Advent Lutheran Church

"Hope Fulfilled (Christmas Eve)"

Pastor Susan Langhauser

Saturday, December 24, 2011
Luke 2:1-20

 

Gracious and merciful God; on this day when Advent is ending and little more can be done by human preparation, I commit to you all my incomplete tasks, my unfulfilled hopes, and my unprepared heart. Lift them from me and give me in exchange peace and serenity to accept the gift of your Word, and to hear anew tonight the gospel of the birth of your Son, Jesus Christ our Lord." (The Rev. Dr. Timothy Lull)

We’ve been talking about Hope for the last four weeks.  The season of Advent is all about hope – in fact, that’s why Advent’s color is blue - it is the color of hope.  Advent calms us like waves kissing the seashore, rhythmic and peacefulAdvent quiets us in our preparations, in the hustle and bustle - so that we can creep up to the manger and take a peek inside.  What is it that we hope to see there, in that ancient manger that we approach with wonder year after year after year?

They say “there’s no place like home for the holidays,And many of you have spent a lot of time and effort on travel during the last week, because no one wants to leave home for the holidays - unless, perhaps, you are going “home” to honor elders, or roots or a previous dwelling decorated with memories.  It is somewhat like the salmon swimming upstream - we are drawn to be with those we love – and we take great pains to do it.  Because no one wants to leave home for the holidays.  But consider, (as Gettysburg Seminary President Pastor Michael Cooper-White did in his Dec. 2011 meditation in The Lutheran) that leaving home is exactly what God did, and we “... recognize that God chose to leave the heavenly home that first Christmas.”

If you have ever been apart from those you love at Christmas, you know the longing to reconnect.  Skype, email, cell phones, Facebook just do not hold a candle to being there in person - to touching and embracing those we love “in the flesh”  – one life being with another.  And that is why God became flesh to dwell among us.  That connection is what we are looking for in the manger.  And that is why God chose to begin there.

There is a lot of leaving in tonight’s story:  The angels left (them) and (went) into heaven; the shepherds returned to their flocks in the fields; Mary and Joseph will go home to Nazareth; and the wise ones will go back to their homes in the East.  Many of you will return to homes far and near from whence you have come.  But never forget:  Jesus, too, left his home – and gave his life to be with you.  

We who gather to celebrate the birth of Jesus in Bethlehem, keep the festival where our deepest values reside:  in our homes and in our churches, in our relationships, and in our hearts.  And each December we take a journey of the heart, into our past, into our family history, into our very core to find once again that “spirit of Christmas,” that sense of something bigger than ourselves.

This is not a private celebration, but one for the whole people of God.  To us – the ones who sit tonight with hearts yearning to be (individually and as a community,) the people God created us to be:  Advent People of Hope - bearers of the good news that there is something more than this, something beyond here, someone who loves us for exactly who we are this very minute, here and now, forever.

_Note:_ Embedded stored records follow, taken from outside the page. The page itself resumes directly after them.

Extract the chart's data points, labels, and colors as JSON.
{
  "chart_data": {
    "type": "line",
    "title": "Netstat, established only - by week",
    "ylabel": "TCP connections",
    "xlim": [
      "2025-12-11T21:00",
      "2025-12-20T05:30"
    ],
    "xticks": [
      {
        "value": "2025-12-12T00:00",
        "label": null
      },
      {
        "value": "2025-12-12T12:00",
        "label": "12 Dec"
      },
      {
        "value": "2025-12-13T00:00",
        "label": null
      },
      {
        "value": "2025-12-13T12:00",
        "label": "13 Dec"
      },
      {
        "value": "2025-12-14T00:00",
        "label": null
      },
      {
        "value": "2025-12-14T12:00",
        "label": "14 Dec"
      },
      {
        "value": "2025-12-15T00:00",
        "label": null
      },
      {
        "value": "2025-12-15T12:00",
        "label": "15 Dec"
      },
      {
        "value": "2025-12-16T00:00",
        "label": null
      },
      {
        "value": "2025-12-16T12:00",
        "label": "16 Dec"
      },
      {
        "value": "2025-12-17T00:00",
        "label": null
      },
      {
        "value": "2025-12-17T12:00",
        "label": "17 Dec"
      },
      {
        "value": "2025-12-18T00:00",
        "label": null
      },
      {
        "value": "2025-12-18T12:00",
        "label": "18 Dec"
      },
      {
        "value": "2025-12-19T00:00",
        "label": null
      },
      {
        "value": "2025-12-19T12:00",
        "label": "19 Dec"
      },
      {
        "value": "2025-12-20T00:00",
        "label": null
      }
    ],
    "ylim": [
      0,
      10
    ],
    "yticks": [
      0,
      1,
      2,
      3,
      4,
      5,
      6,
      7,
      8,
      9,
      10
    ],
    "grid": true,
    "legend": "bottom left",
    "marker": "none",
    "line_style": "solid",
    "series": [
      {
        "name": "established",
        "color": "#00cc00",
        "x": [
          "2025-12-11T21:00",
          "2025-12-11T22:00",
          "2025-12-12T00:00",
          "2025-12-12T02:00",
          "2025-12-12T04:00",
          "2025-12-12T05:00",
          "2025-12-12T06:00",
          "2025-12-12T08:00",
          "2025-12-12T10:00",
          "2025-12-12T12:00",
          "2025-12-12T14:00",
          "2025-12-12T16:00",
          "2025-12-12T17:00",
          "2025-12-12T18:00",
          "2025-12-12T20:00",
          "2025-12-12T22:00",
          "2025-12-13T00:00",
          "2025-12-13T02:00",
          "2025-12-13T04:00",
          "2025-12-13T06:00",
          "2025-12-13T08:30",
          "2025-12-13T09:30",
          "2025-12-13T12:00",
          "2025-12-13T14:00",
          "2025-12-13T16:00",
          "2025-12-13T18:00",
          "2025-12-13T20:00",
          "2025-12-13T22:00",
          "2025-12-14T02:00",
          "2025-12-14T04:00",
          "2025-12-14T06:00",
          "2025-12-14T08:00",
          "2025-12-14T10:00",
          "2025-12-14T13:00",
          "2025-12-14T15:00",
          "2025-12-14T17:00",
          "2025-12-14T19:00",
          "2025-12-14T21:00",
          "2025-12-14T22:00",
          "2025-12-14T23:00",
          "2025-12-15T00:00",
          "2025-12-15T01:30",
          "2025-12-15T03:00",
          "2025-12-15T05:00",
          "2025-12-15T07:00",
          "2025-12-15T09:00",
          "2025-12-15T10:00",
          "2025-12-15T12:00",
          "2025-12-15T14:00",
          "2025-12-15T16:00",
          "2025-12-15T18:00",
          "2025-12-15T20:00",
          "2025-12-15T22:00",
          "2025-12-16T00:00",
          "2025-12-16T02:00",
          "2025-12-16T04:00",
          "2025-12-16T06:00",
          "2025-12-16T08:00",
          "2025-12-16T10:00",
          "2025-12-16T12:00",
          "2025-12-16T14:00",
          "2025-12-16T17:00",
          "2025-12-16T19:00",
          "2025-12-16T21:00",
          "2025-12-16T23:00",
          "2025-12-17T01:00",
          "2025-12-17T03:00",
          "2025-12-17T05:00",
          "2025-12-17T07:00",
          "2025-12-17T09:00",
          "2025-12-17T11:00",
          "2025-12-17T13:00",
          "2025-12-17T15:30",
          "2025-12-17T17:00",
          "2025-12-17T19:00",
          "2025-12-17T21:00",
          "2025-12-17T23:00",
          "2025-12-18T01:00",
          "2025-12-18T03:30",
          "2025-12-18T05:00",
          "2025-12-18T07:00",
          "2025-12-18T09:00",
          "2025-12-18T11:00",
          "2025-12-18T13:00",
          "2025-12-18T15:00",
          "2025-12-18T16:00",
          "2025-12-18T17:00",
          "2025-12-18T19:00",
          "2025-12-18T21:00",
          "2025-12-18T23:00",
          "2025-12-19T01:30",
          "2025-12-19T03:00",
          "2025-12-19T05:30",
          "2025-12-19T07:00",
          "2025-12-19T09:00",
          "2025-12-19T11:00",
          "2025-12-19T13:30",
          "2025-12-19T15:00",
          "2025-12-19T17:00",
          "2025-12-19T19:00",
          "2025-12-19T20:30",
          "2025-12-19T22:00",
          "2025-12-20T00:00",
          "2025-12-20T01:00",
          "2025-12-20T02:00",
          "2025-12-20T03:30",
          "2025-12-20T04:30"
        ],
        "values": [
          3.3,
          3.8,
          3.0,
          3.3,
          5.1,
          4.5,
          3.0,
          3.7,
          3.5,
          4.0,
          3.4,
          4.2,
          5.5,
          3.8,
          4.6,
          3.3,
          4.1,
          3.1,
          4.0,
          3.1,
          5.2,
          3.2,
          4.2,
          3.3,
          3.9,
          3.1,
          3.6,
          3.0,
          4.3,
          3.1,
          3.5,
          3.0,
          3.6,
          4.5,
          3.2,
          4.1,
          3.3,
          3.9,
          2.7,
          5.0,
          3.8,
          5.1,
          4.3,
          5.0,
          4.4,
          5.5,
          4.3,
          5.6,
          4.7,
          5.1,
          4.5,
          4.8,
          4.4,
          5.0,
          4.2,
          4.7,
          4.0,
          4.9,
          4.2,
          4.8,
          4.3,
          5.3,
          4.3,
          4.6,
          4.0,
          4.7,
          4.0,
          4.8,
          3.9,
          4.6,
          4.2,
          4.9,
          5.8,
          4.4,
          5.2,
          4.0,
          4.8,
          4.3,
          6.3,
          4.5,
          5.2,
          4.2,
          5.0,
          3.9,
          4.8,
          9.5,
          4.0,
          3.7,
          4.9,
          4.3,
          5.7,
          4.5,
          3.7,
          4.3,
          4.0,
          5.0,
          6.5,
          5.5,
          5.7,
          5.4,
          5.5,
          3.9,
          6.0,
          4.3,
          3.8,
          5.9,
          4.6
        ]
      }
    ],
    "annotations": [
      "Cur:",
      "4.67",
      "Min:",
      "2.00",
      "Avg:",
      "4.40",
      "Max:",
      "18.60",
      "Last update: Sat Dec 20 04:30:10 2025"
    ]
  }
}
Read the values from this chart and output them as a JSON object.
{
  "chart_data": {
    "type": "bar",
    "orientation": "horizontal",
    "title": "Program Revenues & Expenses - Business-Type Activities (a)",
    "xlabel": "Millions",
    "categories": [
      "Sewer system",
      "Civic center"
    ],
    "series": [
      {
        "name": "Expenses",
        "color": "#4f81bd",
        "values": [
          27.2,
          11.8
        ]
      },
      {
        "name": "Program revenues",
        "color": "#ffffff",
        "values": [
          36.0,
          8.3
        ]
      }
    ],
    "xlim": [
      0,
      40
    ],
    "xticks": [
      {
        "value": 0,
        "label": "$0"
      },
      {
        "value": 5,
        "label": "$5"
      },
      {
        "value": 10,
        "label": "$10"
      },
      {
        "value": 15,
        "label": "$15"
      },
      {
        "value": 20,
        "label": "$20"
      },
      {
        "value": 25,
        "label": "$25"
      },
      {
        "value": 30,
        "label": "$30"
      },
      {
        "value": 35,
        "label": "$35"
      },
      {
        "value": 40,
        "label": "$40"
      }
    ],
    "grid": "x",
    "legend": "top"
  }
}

Many of you are here because your life as a “shepherd, satisfying as it might be, still longs for the holy; for an encounter with a divine messenger to speak a word of hope beyond your wildest imagination, a word that once pronounced brings a deep joy, and requires a multitude of angels to fully express it. 

You have come tonight with people all over the globe - to touch, just for one, brief shining moment, the face of God and be comforted – and now you journey into the night, into your celebrations and your lives – with the gift of faith that somehow changes you, and makes you new.

So come and lose yourself in the Xmas spirit - lose yourself in God.  In fact, imagine falling backward away from everything you think you know; letting go of the past; letting go of even the present certainties, and letting God catch you.  Then imagine resting amidst all your leavings, all your losses and grief – with the peace that God’s love provides.

Hope that brings strength out of fear; love out of loss; light out of darkness and resurrection out of death.  This homeless child will share everything he has; everything he is.  That is what we seek in the manger.  And that is how hope is fulfilled.  AMEN.